2.2. Identification of ABA Metabolism- and Signaling-Related Genes in Pear

To further identify the role of ABA in the regulation of pear flower bud dormancy, we identified the genes involved in ABA metabolism and signal transduction (Figure 2). We retrieved the protein sequences of NCEDs of Vitis vinifera, CYP707As, ABI1, ABI2, ABI4, ABI5, and PYLs of A. thaliana, and SnRK2s of Malus domestica from NCBI to use as query for a local BLAST algorithm-based search against the pear genome. Finally, 14 PP2C genes, 1 ABI4 gene, 2 ABI5 genes, 3 NCED genes, 6 SnRK2 genes, 5 CYP707A genes and 8 PYL genes that potentially involved in ABA metabolism and signaling were selected. These genes were named based on their homologues and numbered according to chromosomal location when multiple genes were identified in a same gene family (Table 1).

Figure 2

Model of ABA biosynthesis, metabolism, and signaling in pear modified according to Arabidopsis thaliana.
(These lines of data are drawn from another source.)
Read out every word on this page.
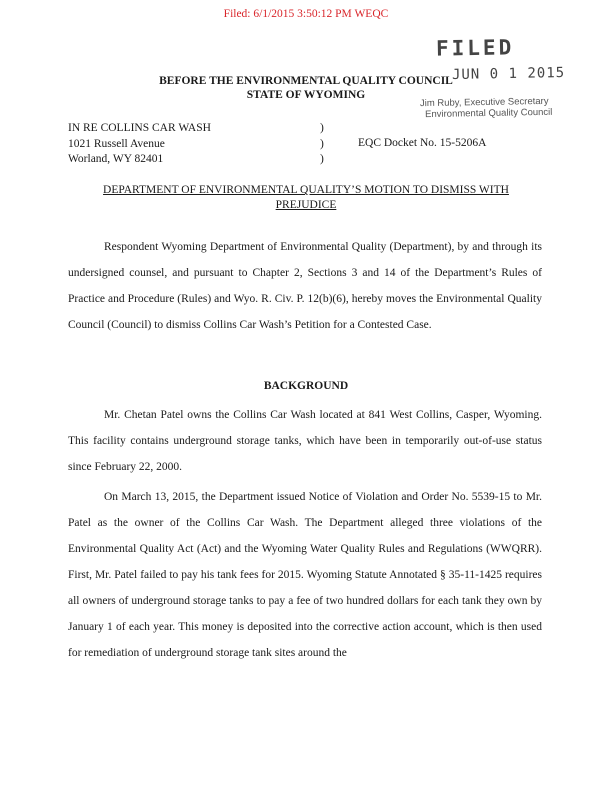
Filed: 6/1/2015 3:50:12 PM WEQC
FILED
JUN 0 1 2015
Jim Ruby, Executive Secretary
Environmental Quality Council
BEFORE THE ENVIRONMENTAL QUALITY COUNCIL
STATE OF WYOMING
IN RE COLLINS CAR WASH
1021 Russell Avenue
Worland, WY 82401
)
)
)
EQC Docket No. 15-5206A
DEPARTMENT OF ENVIRONMENTAL QUALITY’S MOTION TO DISMISS WITH
PREJUDICE

Respondent Wyoming Department of Environmental Quality (Department), by and through its undersigned counsel, and pursuant to Chapter 2, Sections 3 and 14 of the Department’s Rules of Practice and Procedure (Rules) and Wyo. R. Civ. P. 12(b)(6), hereby moves the Environmental Quality Council (Council) to dismiss Collins Car Wash’s Petition for a Contested Case.

BACKGROUND

Mr. Chetan Patel owns the Collins Car Wash located at 841 West Collins, Casper, Wyoming. This facility contains underground storage tanks, which have been in temporarily out-of-use status since February 22, 2000.

On March 13, 2015, the Department issued Notice of Violation and Order No. 5539-15 to Mr. Patel as the owner of the Collins Car Wash. The Department alleged three violations of the Environmental Quality Act (Act) and the Wyoming Water Quality Rules and Regulations (WWQRR). First, Mr. Patel failed to pay his tank fees for 2015. Wyoming Statute Annotated § 35-11-1425 requires all owners of underground storage tanks to pay a fee of two hundred dollars for each tank they own by January 1 of each year. This money is deposited into the corrective action account, which is then used for remediation of underground storage tank sites around the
ABA is synthesized from geranylgeranyl diphosphate (GGDP) by 9-cis-epoxycarotenoid dioxygenases (NCEDs), and then degraded by CYP707As to phaseic acid. ABA is accepted by PYLs, and ABA–PYL complexes can inhibit PP2C functions. PP2Cs can suppress SnRK2s function through dephosphorylating. Phosphorylated SnRK2s can active ABI4 and ABI5. ABI4 and ABI5 accumulate to regulate the downstream genes expression when the plant accumulates higher level ABA.

Table 1

Abscisic acid (ABA) biosynthesis, metabolism, and signaling genes located in the pear genome.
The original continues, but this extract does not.